Never change the datafile.samples.txt and datafile.site.txt files manually. Changes can be made using the data management commands.

–txtsave

Allows to save a textual version of the data contained in a binary .glint file.

For example:

python glint.py --datafile datafile.glint --txtsave

will create a file titled datafile.txt with a textual version of the methylation matrix in datafile.glint.

Note

–txtsave can be also used to save a new version of textual format of previous textual files (i.e. –txtsave is not restricted to get .glint file as an input).

Convert R file to GLINT format¶

convertToGlintInput.R:

We provide this R script for users having methylation data matrix in .RData format. This script gets as an input .RData file with sites by samples methylation data matrix saved as a data frame or a matrix variable with CpGs identifiers as row names and sample identifiers as column names. In addition to the .RData file name, the script optionally can take two additional arguments:

varname - if more than a single data frame / matrix variable exists in the .RData file then the name of the methylation data variable should be provided. If this argument is not provided then the script automatically attemps to find data frame or a matrix variable.
transpose - if the methylation data matrix is formatted as samples by sites rather than sites by samples then providing this argument with the value ‘true’ will transpose the data matrix.

For example:

Rscript convertToGlintInput.R datafile.RData X

will save a tab-delimited text file containing sites by samples methylation data matrix as appear in the variable X that is saved in the datafile.RData file. The resulted file can be then provided as an input to GLINT (using –datafile).

Alternatively:

Rscript convertToGlintInput.R datafile.RData X true

will assume that the information in the variable X is formatted as samples by sites and therefore should be transposed.

Handling NA values¶

GLINT currently does not allow NA values in the data. For users having NA values in their data we provide an external script replace_missing_values.py for a basic imputation of NA values. This script replaces NA values of each site with its mean methylation level (according to all non-NA values of the site), and outputs a new data file with no NA values that can be provided to GLINT as an input.

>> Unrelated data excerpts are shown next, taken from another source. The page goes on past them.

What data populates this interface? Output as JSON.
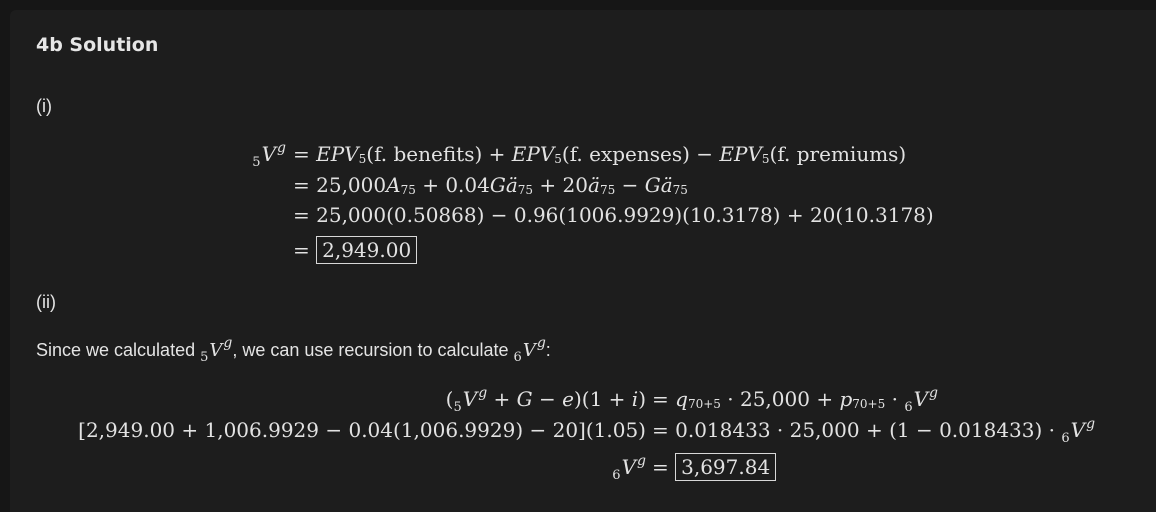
{
  "heading": "4b Solution",
  "part_i": {
    "label": "(i)",
    "eq_lines": [
      "= 25,000(0.50868) − 0.96(1006.9929)(10.3178) + 20(10.3178)"
    ],
    "result": "2,949.00",
    "sym": {
      "epv": "EPV",
      "benefits": "(f. benefits)",
      "expenses": "(f. expenses)",
      "premiums": "(f. premiums)",
      "five": "5",
      "seventyfive": "75",
      "a": "A",
      "addot": "ä",
      "coef1": "25,000",
      "coef2": "0.04",
      "coef3": "20",
      "g": "G"
    }
  },
  "part_ii": {
    "label": "(ii)",
    "intro_a": "Since we calculated",
    "intro_b": ", we can use recursion to calculate",
    "intro_c": ":",
    "line2_lhs": "[2,949.00 + 1,006.9929 − 0.04(1,006.9929) − 20](1.05)",
    "line2_rhs": "= 0.018433 · 25,000 + (1 − 0.018433) ·",
    "result": "3,697.84",
    "sym": {
      "v": "V",
      "g_sup": "g",
      "five": "5",
      "six": "6",
      "q": "q",
      "p": "p",
      "age": "70+5",
      "amount": "25,000"
    }
  }
}
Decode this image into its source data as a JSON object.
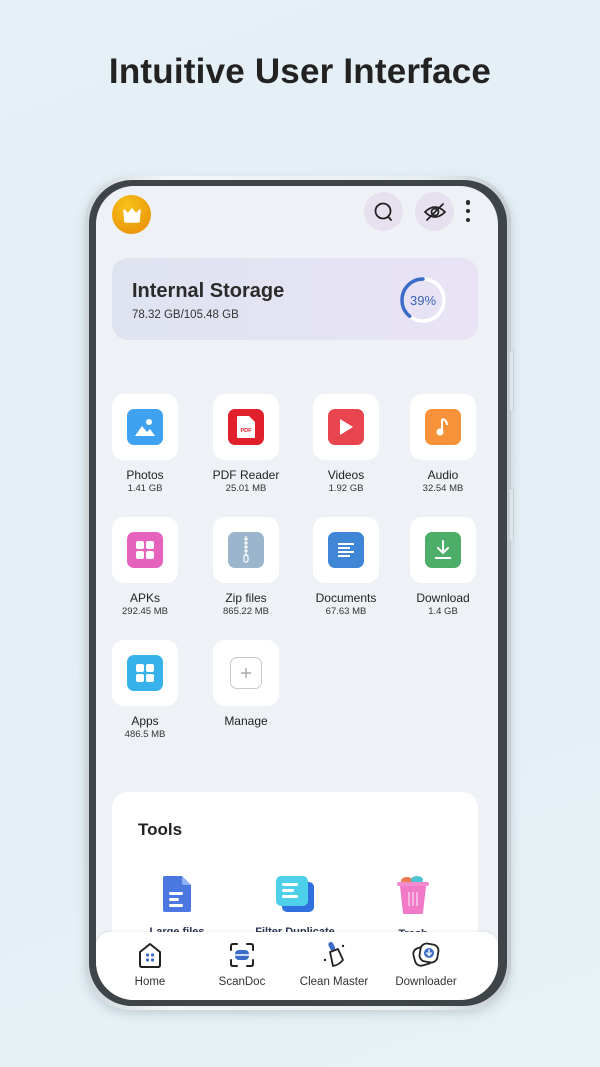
{
  "headline": "Intuitive User Interface",
  "top_bar": {
    "premium_icon": "crown-icon",
    "search_icon": "search-icon",
    "hide_icon": "eye-off-icon",
    "more_icon": "more-vertical-icon"
  },
  "storage": {
    "title": "Internal Storage",
    "usage": "78.32 GB/105.48 GB",
    "percent_label": "39%",
    "percent_value": 39,
    "accent_color": "#3a6cc8"
  },
  "categories": [
    {
      "label": "Photos",
      "size": "1.41 GB",
      "icon": "image-icon",
      "color": "#3fa2f0"
    },
    {
      "label": "PDF Reader",
      "size": "25.01 MB",
      "icon": "pdf-icon",
      "color": "#e0202a"
    },
    {
      "label": "Videos",
      "size": "1.92 GB",
      "icon": "play-icon",
      "color": "#e8454e"
    },
    {
      "label": "Audio",
      "size": "32.54 MB",
      "icon": "music-note-icon",
      "color": "#f7923a"
    },
    {
      "label": "APKs",
      "size": "292.45 MB",
      "icon": "apk-grid-icon",
      "color": "#e563bd"
    },
    {
      "label": "Zip files",
      "size": "865.22 MB",
      "icon": "zip-icon",
      "color": "#9ab5cc"
    },
    {
      "label": "Documents",
      "size": "67.63 MB",
      "icon": "document-icon",
      "color": "#3f86d6"
    },
    {
      "label": "Download",
      "size": "1.4 GB",
      "icon": "download-icon",
      "color": "#4cae68"
    },
    {
      "label": "Apps",
      "size": "486.5 MB",
      "icon": "apps-grid-icon",
      "color": "#37b2ea"
    },
    {
      "label": "Manage",
      "size": "",
      "icon": "plus-icon",
      "color": "#cccccc"
    }
  ],
  "tools": {
    "title": "Tools",
    "items": [
      {
        "label": "Large files",
        "icon": "large-file-icon",
        "bg": "#e8eefc"
      },
      {
        "label": "Filter Duplicate",
        "icon": "duplicate-icon",
        "bg": "#e6f9fc"
      },
      {
        "label": "Trash",
        "icon": "trash-icon",
        "bg": "#fdeef8"
      }
    ]
  },
  "bottom_nav": [
    {
      "label": "Home",
      "icon": "home-icon"
    },
    {
      "label": "ScanDoc",
      "icon": "scan-icon"
    },
    {
      "label": "Clean Master",
      "icon": "broom-icon"
    },
    {
      "label": "Downloader",
      "icon": "downloader-icon"
    }
  ]
}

replace_missing_values.py supports the following arguments:

–datafile - path to a data file (required)

–chr - the symbol (character) indicating missing values in the input file (required)

–maxs - the maximum fraction of missing values allowed per site (required; value between 0 and 1). Sites exceeding this fraction of missing values will be excluded from the output data.

–maxi - the maximum fraction of missing values allowed per sample (required; value between 0 and 1). samples exceeding this fraction of missing values will be excluded from the output data.

–sep - the delimiter in the data file (optional; default value is “\t”)

–suffix - the suffix for the output file name (optional; default value is .no_missing_values)

For example:

python replace_missing_values.py --datafile datafile.txt --chr NA --maxs 0.03 --maxi 0.03

will save a tab-delimited text file titled datafile.no_missing_values with imputed values for matrix entries with “NA” values. The resulted file will not include sites and samples having more than 3% missing values.